Olympic Speed Skating Paralympic Gold Medalist Wish Each Other Well for Beijing 2022
Troy Young, March 21, 2018, 8:22 a.m.
If there's one thing in common between Lee Seung-hoon, the Olympic speed skating mass start champion, and Sin Eui-hyun, the first South Korean to win Winter Paralympics gold, it would be their tremendous strength and energy. Lee raced a total of 37.4 kilometers at the PyeongChang Olympics last month while competing in four events -- 5,000m, 10,000m, team pursuit and mass start. Sin skied a total of 63.93 km while competing in seven events at the PyeongChang Paralympics.
Both athletes met at the 23rd Coca-Cola Sports Awards in Seoul Wednesday and said they were inspired by each other's performance. They also wished each other the best of luck at Beijing 2022.
"It's just an honor for me to be compared with Sin," Lee said. "He overcame his impairment and gave encouragement and inspiration to many." For Sin, it was an honor to stand next to Lee, the most decorated Asian speed skater with five career Olympic medals -- two golds and three silvers.
"When I saw him on television, he looked so big," Sin said. "Lee said he'll try to win medals at Beijing 2022, and I think he can win at least three. He'll be 34 in four years, but I'm going to be 42. He's still young."
Lee won gold in the men's mass start and silver in the men's team pursuit at the PyeongChang Olympics. When asked why he competed in all five competitions at the PyeongChang Olympics, the 30-year-old said he did it for young speed skaters in the country.
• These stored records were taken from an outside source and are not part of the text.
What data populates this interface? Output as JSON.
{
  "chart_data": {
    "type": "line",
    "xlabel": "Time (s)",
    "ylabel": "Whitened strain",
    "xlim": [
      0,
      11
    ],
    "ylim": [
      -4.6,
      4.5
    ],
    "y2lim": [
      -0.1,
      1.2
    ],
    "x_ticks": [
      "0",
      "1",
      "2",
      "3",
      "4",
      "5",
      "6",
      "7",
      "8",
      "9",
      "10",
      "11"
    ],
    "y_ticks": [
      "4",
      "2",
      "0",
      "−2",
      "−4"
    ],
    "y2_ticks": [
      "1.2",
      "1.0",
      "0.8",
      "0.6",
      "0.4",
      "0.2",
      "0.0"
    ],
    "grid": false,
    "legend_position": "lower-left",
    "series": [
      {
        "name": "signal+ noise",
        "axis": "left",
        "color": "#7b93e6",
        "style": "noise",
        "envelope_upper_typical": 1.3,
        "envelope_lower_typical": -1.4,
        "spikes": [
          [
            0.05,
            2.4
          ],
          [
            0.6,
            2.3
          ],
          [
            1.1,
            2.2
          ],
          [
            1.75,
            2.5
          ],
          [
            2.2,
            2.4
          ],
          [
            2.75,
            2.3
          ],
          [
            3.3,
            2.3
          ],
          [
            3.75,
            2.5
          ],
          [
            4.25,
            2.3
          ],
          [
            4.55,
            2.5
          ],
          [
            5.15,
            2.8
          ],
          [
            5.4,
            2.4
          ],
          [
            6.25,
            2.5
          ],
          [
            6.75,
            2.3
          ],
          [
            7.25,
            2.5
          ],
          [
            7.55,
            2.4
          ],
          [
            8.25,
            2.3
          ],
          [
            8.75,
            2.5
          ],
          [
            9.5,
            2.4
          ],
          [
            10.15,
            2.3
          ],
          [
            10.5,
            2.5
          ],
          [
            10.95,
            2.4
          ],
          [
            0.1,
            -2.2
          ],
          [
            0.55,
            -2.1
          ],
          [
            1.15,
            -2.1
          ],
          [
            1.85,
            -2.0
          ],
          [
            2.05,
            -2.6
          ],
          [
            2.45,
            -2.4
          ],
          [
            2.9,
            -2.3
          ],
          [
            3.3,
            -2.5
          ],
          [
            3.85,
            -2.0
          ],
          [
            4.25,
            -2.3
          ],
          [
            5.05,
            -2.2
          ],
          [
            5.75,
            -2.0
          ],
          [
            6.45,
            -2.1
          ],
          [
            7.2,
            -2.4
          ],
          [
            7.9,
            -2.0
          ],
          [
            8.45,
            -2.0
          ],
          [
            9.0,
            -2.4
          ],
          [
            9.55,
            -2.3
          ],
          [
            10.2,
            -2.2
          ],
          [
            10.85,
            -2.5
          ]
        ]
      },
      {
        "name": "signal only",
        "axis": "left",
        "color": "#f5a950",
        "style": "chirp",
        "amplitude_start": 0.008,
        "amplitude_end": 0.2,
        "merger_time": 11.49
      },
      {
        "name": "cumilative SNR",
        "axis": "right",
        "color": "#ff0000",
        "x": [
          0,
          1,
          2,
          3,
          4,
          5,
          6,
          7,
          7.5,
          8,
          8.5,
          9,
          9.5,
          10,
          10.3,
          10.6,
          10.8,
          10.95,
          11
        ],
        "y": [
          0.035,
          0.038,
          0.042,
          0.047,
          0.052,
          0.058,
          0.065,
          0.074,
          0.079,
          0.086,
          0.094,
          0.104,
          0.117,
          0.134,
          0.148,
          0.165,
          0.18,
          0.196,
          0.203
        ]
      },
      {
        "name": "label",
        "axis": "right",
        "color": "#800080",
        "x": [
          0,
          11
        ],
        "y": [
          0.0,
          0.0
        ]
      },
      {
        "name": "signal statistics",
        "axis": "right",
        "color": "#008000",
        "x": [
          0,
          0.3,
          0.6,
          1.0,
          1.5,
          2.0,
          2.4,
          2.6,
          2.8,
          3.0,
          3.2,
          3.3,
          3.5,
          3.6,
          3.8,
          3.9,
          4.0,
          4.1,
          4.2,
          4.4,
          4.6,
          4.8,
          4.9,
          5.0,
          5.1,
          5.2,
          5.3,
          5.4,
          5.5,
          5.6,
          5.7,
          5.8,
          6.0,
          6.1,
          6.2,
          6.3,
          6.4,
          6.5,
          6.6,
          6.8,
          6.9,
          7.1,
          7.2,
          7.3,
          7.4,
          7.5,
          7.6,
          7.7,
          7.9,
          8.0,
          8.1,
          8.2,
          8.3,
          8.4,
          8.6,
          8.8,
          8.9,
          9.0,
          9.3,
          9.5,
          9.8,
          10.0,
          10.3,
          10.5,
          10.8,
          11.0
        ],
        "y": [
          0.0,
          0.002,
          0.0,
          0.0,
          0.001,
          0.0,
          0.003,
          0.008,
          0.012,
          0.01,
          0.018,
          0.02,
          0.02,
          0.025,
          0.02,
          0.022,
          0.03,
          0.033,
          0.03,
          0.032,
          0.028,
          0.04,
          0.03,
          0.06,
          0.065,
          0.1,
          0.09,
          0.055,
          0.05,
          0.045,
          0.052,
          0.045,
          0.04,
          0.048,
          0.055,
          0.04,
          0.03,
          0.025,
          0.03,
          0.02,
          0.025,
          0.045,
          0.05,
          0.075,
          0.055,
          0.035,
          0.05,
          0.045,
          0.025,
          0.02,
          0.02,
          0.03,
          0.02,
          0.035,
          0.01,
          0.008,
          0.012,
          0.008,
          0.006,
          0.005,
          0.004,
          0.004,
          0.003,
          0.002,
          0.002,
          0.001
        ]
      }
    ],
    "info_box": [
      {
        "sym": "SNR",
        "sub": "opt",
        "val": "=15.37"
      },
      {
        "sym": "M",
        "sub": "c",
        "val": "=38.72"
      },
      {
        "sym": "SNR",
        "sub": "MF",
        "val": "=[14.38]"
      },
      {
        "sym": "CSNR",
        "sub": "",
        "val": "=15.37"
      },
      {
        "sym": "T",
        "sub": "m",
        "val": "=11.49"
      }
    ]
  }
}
"I couldn't just overlook those long-distance events, because I felt responsibility," he said. "I'll do my best for the Beijing Olympics, but if young athletes rise and can replace me, I'll be happy to yield my spot to them."
Sin, who earned gold in the men's 7.5km sitting cross-country skiing and bronze in the men's 15km sitting cross-country skiing at the PyeongChang Paralympics, said he competed in all seven events to promote the sport.
"I wanted to promote Nordic skiing and disabled sports to people," he said. "I also wanted to show that disabled athletes can also perform well."